Aksi halde "Bîtaraf kalan bertaraf olur." mantığınca, insanlar ve devletler iki ana blok haline getirildi. Bu iki ana cereyan mahiyet ve keyfiyet itibarıyla; kapitalizm ve komünizm idi. Bu bizlere Amerika ve Rusya mücadelesi, NATO ve VARŞOVA husumeti olarak yansıdı.
Müslümanlardan sonra, dünyayı idaresine alan Batı, arkasındaki menhus zihniyetin planıyla "böl, parçala, idare et, yut" politikası ile önce kapitalizm ve komünizm adına, dünya milletleri ana hattı ile ikiye bölündü. Sonra dinlere, sonra ırklara, sonra mezheplere ve daha sonra da coğrafyalara ve en nihayette menfi cemiyet ve cemaatlerle, tepeden tırnağa bu sistem dünyaya yerleştirildi.
Esas itibarıyla bütün bu yapılanmaların temelinde, iman ve küfür mücadelesi vardı. Fakat bu özellikle gizlendi ve yansıtılmadı. Bu da bir oyun ve siyaset idi. Yukarıda saydığımız bu iki dehşetli cereyanın ve ona tabi edilen bütün yapılanmaların ortak bir düşmanı ve hasmı vardı, o da İslamiyet ve Müslümanlardı.

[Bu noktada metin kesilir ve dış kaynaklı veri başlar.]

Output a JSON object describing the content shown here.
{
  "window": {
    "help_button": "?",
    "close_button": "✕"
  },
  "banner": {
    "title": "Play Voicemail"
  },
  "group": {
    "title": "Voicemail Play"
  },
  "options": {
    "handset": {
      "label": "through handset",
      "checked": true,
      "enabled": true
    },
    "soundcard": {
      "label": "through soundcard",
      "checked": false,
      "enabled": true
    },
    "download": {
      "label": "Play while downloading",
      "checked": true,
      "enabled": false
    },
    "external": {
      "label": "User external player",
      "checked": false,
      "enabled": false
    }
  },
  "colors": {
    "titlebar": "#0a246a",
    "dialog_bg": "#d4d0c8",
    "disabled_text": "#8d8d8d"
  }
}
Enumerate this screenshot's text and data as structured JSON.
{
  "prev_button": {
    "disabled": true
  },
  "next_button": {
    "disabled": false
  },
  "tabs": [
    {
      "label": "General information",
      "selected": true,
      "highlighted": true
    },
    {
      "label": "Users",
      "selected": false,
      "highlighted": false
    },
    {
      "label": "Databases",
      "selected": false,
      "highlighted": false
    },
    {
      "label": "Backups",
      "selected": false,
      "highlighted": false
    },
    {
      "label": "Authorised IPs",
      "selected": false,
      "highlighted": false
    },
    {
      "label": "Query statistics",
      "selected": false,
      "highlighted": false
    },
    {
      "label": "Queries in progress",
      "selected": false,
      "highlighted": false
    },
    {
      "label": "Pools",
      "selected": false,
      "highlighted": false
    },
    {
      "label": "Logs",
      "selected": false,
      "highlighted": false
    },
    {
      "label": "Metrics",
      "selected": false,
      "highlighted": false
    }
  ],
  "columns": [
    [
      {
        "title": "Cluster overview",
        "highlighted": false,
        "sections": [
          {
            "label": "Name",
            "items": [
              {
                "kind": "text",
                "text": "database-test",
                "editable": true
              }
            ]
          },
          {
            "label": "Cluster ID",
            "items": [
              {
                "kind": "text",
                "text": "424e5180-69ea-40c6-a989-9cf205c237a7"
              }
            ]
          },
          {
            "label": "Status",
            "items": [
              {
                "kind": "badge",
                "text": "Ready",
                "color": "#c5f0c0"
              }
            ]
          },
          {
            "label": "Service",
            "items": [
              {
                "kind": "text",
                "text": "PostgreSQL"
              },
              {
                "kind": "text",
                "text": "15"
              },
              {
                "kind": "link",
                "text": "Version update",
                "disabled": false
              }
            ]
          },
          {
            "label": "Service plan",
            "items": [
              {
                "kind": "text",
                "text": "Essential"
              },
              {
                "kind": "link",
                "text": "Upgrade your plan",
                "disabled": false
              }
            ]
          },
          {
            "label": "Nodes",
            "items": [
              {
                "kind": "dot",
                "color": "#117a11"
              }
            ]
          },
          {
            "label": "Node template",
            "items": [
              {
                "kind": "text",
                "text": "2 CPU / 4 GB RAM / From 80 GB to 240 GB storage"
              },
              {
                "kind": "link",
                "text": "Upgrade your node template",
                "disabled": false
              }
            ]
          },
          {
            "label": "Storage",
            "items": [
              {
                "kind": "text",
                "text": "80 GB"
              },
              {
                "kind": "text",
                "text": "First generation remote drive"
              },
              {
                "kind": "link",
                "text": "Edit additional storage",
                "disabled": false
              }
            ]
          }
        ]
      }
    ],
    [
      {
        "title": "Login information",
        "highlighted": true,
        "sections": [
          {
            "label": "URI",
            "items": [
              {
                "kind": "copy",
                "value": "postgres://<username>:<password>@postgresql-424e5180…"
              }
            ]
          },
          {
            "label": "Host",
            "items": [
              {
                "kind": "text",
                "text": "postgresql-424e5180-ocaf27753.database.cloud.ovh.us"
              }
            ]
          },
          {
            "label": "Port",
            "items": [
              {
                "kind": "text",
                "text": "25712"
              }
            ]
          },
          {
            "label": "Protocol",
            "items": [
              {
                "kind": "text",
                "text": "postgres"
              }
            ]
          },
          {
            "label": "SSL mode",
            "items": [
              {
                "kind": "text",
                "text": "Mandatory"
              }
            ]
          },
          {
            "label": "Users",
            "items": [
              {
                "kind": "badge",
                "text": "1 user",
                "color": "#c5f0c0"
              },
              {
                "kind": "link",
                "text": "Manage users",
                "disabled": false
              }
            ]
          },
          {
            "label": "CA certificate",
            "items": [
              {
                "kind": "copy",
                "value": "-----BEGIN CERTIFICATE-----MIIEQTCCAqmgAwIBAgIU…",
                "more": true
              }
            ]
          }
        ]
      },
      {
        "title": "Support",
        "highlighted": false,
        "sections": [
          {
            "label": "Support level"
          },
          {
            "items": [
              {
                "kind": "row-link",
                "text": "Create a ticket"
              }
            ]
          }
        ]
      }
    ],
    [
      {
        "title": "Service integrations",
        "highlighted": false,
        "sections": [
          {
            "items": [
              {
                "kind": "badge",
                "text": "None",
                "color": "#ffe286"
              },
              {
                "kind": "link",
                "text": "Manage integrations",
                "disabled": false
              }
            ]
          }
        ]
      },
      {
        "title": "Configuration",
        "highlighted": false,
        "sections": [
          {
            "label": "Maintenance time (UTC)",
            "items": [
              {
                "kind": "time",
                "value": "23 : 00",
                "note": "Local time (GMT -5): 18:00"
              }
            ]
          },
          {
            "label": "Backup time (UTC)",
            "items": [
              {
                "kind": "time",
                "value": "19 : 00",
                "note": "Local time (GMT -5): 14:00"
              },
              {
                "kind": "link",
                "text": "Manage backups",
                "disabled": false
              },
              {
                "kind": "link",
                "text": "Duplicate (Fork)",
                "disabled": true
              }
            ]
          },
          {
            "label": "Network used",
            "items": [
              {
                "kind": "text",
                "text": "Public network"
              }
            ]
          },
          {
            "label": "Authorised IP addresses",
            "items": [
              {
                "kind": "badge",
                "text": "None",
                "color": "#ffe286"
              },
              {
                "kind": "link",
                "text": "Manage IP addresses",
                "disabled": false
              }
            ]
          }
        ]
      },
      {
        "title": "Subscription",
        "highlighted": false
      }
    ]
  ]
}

Plânları zahiren bakıldığında, bu kadar bölünmüşlük ve parçalanmışlık görüntüsü içinde olan Müslümanların heyecanını ve cihad ruhunu kırmaktı. Maalesef öyle de oldu. Müslümanların kuvvetini toparladığı ve canlandığı zamanlarda bu blokların ve kuruluşlarının nasıl süratle ittifak edip, aralarındaki sun'î husumetleri kaldırıp, yekvücut haline geldiklerine müteaddit defa şahit olduk. Komünizm lağvedilip, gavurların ve Batı'nın tek ses haline getirilmesi ve Müslümanların imhası için ittifak edilmesi, bugün fevkalade şayan-ı dikkattir.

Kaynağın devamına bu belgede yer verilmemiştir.